A Jewish spirit. A scrappy demon who glows as if spray-painted by moonlight.
The dybbuk is revealed to be the ghost of a twelve-year-old boy named Avrom Amos, a victim of the Nazis during World War II. In a plucky scheme to seek revenge, he commandeers The Great Freddie's stage act and entraps the entertainer in the postwar ashes of Germany. Behind the footlights, the dybbuk lights up the terrible fate of a million and a half Jewish children, including Avrom himself.
What tricks does the dybbuk have up his ghostly sleeve? Prepare to be astonished. . . .
The Newbery Medal-winning author of "The Whipping Boy" tells a moving and distinguished story set in post-World War II Europe about an American soldier possessed by the spirit of a dybbuk, who sets out to find the Nazi officer who murdered his family.
About the Author
"I'm too lazy to retire," says Sid Fleischman, author of more than sixty books for children, adults, and magicians. His tales have been translated into nineteen languages. Among his many awards is the Newbery Medal for his novel The Whipping Boy
Sid Fleischman hesitated to write a story about the Holocaust until he found the right characters and plot. "The Jewish sense of humor miraculously survived the Holocaust," says Mr. Fleischman. "The Entertainer and the Dybbuk captures not only the inhumane tragedies but the human comedy of the recent past."
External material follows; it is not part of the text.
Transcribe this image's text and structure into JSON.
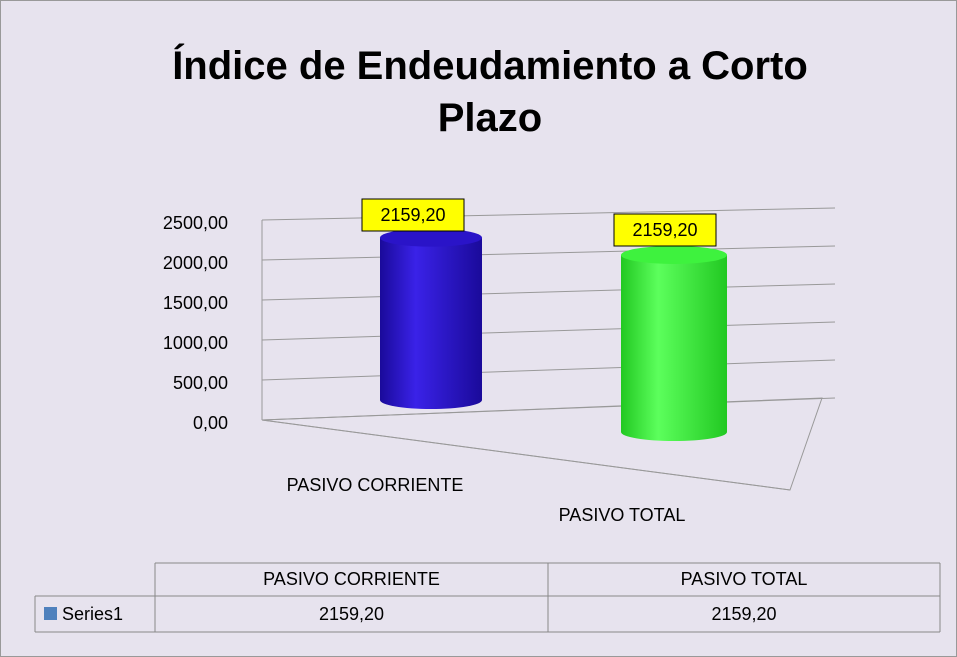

Born in Brooklyn, New York, and raised in San Diego, California, Sid Fleischman is the author of the pirate epics The Ghost in the Noonday Sun, The 13th Floor, and The Giant Rat of Sumatra. His most recent books are The White Elephant, a novel, and a biography, Escape! The Story of The Great Houdini.
Sid Fleischman lives in Santa Monica, California.